古き時守りは若干の感慨を込めて、呟いた。
「異界の接合点か……」
サキの肉体は異界の接合点だ。
人の形をしてはいるが、それは見せかけに過ぎない。
「16もの回数を経て世界を救えど、未だ邪神が仕掛けた遊戯は終わらず。ドレイファンは此度で遊戯を終わらせようと躍起になっているのか」
異界の接合点がいる限り、異世界は接合されていく。
幻想に満ちた世界も、未来技術で栄えた世界も、ゲームを彷彿とさせる世界も、全ては異界の接合点に引きずり込まれて、吸収されて、一つの世界に統合されていく。
いわば時羽咲子とは、異界の接合点に宿った魂であり、異界の接合点を制御する鍵と言える。
世界を接合していく異界の接合点は脅威と言う他ない。
だが、逆に言えば……
理想郷を作るための礎にも成り得る。適切な方法を用いて時羽咲子を正しく導けば、望む世界を作り出せる。
そのために各陣営が動いている。古き時守りはそれを見守っている。
「……気づけ、異界の接合点よ。お主の行動が世界を分解するのだと」
古き時守りは、この世界に迫る異変を捉えた。
時空の裂け目より現れた異形。
世界を侵食する汚濁と触手。太古より現れし支配者の群れ。
「AaaaaaaaaaaAhaaaaaaaaaa」
世界が黒く塗り潰されていく。
時食いは時を食う。色に彩られた世界を黒に塗り替える。
故に、人は言う。
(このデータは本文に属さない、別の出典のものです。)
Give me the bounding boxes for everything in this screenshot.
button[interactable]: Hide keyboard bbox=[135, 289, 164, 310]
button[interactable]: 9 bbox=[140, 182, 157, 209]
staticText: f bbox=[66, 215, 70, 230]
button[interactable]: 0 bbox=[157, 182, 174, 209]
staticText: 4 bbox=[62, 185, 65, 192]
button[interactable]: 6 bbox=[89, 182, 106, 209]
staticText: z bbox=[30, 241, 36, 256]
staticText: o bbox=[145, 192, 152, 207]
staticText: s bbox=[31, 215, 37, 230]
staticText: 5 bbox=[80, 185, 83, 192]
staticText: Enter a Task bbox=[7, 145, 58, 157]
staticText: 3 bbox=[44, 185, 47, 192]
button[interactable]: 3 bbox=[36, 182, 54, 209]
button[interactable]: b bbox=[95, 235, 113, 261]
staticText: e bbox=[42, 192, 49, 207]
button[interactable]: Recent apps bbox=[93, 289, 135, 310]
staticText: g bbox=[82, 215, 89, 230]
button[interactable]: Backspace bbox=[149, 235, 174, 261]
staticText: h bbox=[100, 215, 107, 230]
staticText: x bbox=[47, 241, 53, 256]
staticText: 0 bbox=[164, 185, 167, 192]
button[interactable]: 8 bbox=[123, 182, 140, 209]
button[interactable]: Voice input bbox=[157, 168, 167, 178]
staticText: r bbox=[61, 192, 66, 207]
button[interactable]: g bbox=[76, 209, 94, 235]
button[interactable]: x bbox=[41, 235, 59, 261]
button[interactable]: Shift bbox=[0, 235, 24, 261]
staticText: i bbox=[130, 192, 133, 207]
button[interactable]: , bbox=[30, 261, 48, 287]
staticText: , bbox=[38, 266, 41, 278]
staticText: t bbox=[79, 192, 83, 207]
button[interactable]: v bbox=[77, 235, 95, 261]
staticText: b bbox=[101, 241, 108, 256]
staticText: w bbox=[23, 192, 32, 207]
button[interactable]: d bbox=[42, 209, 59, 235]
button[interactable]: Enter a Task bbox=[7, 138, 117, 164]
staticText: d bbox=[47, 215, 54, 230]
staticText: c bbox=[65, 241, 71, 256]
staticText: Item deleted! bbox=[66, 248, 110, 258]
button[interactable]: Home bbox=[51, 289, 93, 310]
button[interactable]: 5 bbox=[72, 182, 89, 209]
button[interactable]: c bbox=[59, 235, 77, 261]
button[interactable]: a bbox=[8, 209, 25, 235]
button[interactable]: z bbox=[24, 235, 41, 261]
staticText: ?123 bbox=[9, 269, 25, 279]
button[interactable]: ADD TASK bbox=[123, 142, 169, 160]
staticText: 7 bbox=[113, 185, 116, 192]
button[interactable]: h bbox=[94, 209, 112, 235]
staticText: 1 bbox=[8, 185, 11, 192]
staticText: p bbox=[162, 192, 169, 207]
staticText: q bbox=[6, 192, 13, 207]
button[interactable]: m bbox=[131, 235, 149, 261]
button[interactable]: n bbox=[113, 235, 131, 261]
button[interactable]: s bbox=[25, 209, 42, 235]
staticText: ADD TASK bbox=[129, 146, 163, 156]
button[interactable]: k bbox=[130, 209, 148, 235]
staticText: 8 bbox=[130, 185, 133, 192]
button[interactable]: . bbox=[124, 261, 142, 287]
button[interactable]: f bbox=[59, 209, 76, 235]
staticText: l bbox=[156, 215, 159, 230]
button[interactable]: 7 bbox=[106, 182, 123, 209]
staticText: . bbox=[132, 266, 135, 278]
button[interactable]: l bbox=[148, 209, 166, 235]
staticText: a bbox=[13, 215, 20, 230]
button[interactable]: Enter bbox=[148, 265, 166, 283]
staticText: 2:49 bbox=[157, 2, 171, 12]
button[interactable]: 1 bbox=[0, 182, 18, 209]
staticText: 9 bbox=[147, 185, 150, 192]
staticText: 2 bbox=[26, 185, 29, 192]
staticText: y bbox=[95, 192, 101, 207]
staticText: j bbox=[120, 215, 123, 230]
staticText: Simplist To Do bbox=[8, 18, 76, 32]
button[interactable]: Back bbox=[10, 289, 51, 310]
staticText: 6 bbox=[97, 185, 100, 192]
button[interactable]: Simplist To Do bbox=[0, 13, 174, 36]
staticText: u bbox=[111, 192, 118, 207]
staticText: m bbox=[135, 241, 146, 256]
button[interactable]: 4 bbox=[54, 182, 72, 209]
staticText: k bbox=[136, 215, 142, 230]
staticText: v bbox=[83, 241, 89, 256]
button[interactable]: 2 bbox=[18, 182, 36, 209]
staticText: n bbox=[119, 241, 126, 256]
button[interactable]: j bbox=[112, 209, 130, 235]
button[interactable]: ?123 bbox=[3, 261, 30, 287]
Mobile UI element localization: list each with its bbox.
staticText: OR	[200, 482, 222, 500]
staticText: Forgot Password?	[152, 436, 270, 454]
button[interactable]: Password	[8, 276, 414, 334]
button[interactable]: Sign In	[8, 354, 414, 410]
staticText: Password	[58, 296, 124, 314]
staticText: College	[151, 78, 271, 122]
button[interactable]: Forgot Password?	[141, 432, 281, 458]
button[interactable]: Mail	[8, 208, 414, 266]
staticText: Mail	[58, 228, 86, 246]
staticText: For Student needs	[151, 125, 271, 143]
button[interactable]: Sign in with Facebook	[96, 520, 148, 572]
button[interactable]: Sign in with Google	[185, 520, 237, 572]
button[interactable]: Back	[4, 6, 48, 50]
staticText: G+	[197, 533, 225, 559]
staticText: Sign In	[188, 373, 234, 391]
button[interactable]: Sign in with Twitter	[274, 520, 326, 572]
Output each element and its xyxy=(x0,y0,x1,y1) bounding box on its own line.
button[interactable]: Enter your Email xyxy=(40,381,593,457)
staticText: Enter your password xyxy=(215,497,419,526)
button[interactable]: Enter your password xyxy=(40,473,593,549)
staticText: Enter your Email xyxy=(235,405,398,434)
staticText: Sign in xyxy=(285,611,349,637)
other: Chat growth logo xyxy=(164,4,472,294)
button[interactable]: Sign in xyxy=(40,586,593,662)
それは『時食い』だと。
現れる無数の時食いを前にして、古き時守りは角に稲妻を迸らせた。
「今は見届けるとしよう。この角に誓って」
●解説
主人公が転生したこの世界は、ファンタジー系異世界とSF系異世界とクトゥルフ系異世界とホラー系異世界とカードゲーム系異世界とVRMMO系異世界が一体化して、ごちゃ混ぜになっている……という設定です。